Erdoğan explains bank chief’s sacking, bemoans lack of accountability

Turkish President Recep Tayyip Erdoğan said he was forced to sack Central Bank Governor Murat Çetinkaya at the weekend because his historical lack of accountability brought heavy costs.

Erdoğan said he couldn’t take it any longer, so he met with Treasury and Finance Minister Berat Albayrak and other officials and decided to fire Çetinkaya. He appointed deputy governor Murat Uysal in his place.

“We believed it would be useful to make a change and now we have installed a friend who was deputy governor and who is not a stranger,” Erdoğan said, local media including the Sabah newspaper reported on Wednesday.

“We have employed someone who was in the industry, who is in the finance industry.”

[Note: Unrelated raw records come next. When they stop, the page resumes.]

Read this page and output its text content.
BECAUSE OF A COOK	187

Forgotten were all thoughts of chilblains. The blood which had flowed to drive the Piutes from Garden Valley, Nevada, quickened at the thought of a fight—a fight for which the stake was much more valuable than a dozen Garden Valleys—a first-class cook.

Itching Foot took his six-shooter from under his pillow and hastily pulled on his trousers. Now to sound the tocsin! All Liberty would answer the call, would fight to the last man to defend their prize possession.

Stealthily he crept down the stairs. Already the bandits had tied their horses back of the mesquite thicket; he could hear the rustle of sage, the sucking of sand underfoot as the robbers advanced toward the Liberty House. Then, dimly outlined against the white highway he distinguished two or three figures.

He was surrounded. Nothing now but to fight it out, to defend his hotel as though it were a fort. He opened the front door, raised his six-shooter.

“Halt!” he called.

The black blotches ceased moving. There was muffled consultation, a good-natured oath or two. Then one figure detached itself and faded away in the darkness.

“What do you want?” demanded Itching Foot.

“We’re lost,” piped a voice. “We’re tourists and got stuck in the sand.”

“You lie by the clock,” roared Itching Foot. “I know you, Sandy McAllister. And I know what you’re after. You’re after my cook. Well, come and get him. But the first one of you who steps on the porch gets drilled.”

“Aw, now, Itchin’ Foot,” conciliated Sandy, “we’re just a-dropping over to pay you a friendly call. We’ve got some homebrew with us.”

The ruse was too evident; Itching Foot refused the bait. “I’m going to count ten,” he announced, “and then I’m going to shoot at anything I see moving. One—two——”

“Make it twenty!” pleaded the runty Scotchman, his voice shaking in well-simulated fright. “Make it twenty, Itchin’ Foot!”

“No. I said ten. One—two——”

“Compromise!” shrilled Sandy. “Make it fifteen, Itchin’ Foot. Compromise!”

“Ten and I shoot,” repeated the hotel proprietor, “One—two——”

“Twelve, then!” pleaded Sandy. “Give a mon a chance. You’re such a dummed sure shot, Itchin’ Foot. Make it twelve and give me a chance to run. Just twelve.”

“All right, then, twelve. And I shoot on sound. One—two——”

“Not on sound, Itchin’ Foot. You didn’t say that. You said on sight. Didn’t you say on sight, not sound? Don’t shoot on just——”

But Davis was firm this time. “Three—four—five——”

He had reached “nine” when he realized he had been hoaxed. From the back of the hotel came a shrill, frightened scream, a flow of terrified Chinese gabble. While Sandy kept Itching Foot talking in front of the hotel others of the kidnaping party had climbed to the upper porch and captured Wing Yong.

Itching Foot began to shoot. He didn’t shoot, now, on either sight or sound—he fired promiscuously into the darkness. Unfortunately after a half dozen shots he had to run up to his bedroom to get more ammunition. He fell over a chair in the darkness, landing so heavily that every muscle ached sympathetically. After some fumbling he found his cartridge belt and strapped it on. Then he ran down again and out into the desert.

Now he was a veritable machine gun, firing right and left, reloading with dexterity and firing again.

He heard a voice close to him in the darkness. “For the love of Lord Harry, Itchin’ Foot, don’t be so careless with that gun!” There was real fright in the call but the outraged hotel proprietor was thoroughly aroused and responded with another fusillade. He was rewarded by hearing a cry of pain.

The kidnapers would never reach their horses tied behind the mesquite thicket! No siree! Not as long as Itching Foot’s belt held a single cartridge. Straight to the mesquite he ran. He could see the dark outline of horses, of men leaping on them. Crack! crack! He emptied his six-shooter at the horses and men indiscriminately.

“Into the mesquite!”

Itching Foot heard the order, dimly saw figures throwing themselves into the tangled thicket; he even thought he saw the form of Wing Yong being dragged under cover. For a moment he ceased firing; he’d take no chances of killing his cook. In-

Erdoğan repeatedly clashed with Çetinkaya, most notably at the height of a currency crisis last year when the investors were calling on the central bank to hike interest rates to protect the lira and deal with surging inflation. Erdoğan maintains that higher interest rates cause faster inflation in contradiction to commonly-held economic theory.

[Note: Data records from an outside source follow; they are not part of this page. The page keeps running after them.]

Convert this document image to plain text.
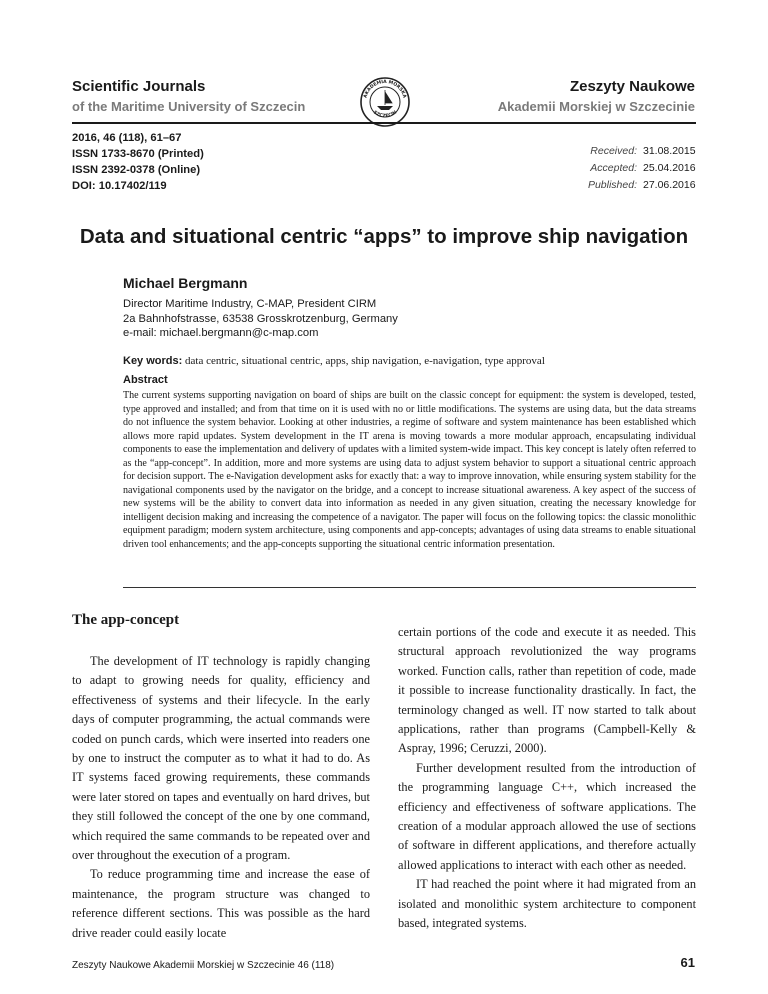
Scientific Journals
of the Maritime University of Szczecin
Zeszyty Naukowe
Akademii Morskiej w Szczecinie
AKADEMIA MORSKA
SZCZECIN
2016, 46 (118), 61–67
ISSN 1733-8670 (Printed)
ISSN 2392-0378 (Online)
DOI: 10.17402/119
Received: 31.08.2015
Accepted: 25.04.2016
Published: 27.06.2016
Data and situational centric “apps” to improve ship navigation
Michael Bergmann
Director Maritime Industry, C-MAP, President CIRM
2a Bahnhofstrasse, 63538 Grosskrotzenburg, Germany
e-mail: michael.bergmann@c-map.com
Key words: data centric, situational centric, apps, ship navigation, e-navigation, type approval
Abstract
The current systems supporting navigation on board of ships are built on the classic concept for equipment: the system is developed, tested, type approved and installed; and from that time on it is used with no or little modifications. The systems are using data, but the data streams do not influence the system behavior. Looking at other industries, a regime of software and system maintenance has been established which allows more rapid updates. System development in the IT arena is moving towards a more modular approach, encapsulating individual components to ease the implementation and delivery of updates with a limited system-wide impact. This key concept is lately often referred to as the “app-concept”. In addition, more and more systems are using data to adjust system behavior to support a situational centric approach for decision support. The e-Navigation development asks for exactly that: a way to improve innovation, while ensuring system stability for the navigational components used by the navigator on the bridge, and a concept to increase situational awareness. A key aspect of the success of new systems will be the ability to convert data into information as needed in any given situation, creating the necessary knowledge for intelligent decision making and increasing the competence of a navigator. The paper will focus on the following topics: the classic monolithic equipment paradigm; modern system architecture, using components and app-concepts; advantages of using data streams to enable situational driven tool enhancements; and the app-concepts supporting the situational centric information presentation.
The app-concept

The development of IT technology is rapidly changing to adapt to growing needs for quality, efficiency and effectiveness of systems and their lifecycle. In the early days of computer programming, the actual commands were coded on punch cards, which were inserted into readers one by one to instruct the computer as to what it had to do. As IT systems faced growing requirements, these commands were later stored on tapes and eventually on hard drives, but they still followed the concept of the one by one command, which required the same commands to be repeated over and over throughout the execution of a program.

To reduce programming time and increase the ease of maintenance, the program structure was changed to reference different sections. This was possible as the hard drive reader could easily locate

certain portions of the code and execute it as needed. This structural approach revolutionized the way programs worked. Function calls, rather than repetition of code, made it possible to increase functionality drastically. In fact, the terminology changed as well. IT now started to talk about applications, rather than programs (Campbell-Kelly & Aspray, 1996; Ceruzzi, 2000).

Further development resulted from the introduction of the programming language C++, which increased the efficiency and effectiveness of software applications. The creation of a modular approach allowed the use of sections of software in different applications, and therefore actually allowed applications to interact with each other as needed.

IT had reached the point where it had migrated from an isolated and monolithic system architecture to component based, integrated systems.

Zeszyty Naukowe Akademii Morskiej w Szczecinie 46 (118)	61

The president said he used his rights as president to sack Çetinkaya after years of lack of accountability at the central bank. He made the comments on his plane while returning from a trip to Sarajevo, Sabah said.

Erdoğan issued a decree following the introduction of an enhanced presidential system last July that allowed him to hire and fire senior central bank managers. Central bank independence was guaranteed in law as part of the conditions of Turkey signing a rescue deal with the International Monetary Fund following a financial crisis in 2001.

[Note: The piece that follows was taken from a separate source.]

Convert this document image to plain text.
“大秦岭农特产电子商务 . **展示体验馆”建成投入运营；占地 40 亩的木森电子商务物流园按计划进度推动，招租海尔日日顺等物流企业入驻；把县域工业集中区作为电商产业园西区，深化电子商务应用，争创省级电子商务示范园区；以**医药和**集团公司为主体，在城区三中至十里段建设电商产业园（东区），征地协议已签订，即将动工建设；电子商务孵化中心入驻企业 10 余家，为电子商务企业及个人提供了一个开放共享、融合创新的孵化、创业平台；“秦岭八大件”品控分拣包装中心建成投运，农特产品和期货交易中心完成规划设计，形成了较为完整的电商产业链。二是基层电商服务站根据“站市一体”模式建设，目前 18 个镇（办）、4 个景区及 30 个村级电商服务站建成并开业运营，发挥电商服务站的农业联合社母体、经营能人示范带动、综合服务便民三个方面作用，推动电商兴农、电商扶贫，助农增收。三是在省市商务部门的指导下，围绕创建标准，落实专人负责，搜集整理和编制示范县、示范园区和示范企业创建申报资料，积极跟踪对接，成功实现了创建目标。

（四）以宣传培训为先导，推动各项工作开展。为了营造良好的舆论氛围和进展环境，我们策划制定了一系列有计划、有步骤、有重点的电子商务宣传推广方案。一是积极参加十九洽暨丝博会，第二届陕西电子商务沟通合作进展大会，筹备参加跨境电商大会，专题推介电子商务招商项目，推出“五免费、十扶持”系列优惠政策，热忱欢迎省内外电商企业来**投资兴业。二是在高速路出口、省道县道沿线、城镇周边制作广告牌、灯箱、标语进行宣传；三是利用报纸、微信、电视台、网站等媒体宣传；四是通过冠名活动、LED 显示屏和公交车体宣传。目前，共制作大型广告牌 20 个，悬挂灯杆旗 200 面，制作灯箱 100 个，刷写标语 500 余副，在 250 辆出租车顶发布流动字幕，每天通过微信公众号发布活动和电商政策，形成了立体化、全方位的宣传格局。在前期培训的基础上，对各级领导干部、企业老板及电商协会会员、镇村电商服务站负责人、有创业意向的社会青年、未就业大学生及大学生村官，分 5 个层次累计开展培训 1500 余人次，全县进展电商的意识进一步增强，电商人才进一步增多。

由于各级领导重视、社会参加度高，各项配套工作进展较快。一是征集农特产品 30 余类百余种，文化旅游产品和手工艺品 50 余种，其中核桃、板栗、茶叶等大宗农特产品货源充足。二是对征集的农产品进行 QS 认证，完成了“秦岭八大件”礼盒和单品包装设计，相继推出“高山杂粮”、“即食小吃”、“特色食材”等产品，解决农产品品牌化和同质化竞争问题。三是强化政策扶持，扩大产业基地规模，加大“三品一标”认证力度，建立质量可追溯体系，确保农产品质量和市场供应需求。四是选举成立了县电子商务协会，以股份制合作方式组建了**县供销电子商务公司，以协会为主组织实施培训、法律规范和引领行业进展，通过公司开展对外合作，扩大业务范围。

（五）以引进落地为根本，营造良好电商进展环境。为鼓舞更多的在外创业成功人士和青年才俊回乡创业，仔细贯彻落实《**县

The lira slid more than 2 percent on Monday due to Çetinkaya's dismissal. On Wednesday, it dropped 0.2 percent to 5.74 per dollar as of 12:33 a.m. local time in istanbul. The lira lost 28 percent of its value last year and has fallen a further 8 percent in 2019.

 Çetinkaya had kept interest rates at 24 percent since raising them in September to help ensure lira stability and to tackle inflation. Annual price increases have slowed to 15.7 percent as of June from 25.2 percent in October, the highest level in a decade and a half.

Erdoğan had called for lower interest rates again this year, ahead of nationwide local elections. His governing Justice and Development Party (AKP) then lost control of Istanbul and the capital Ankara, with opinion polls showing that some AKP voters withdrew their support due to economic difficulties.

Some economists had said that the government should replace Çetinkaya, stating that he was influenced by Erdoğan’s stance on interest rates. But they called for the installation of a known and respected figure who could assert the central bank’s independence.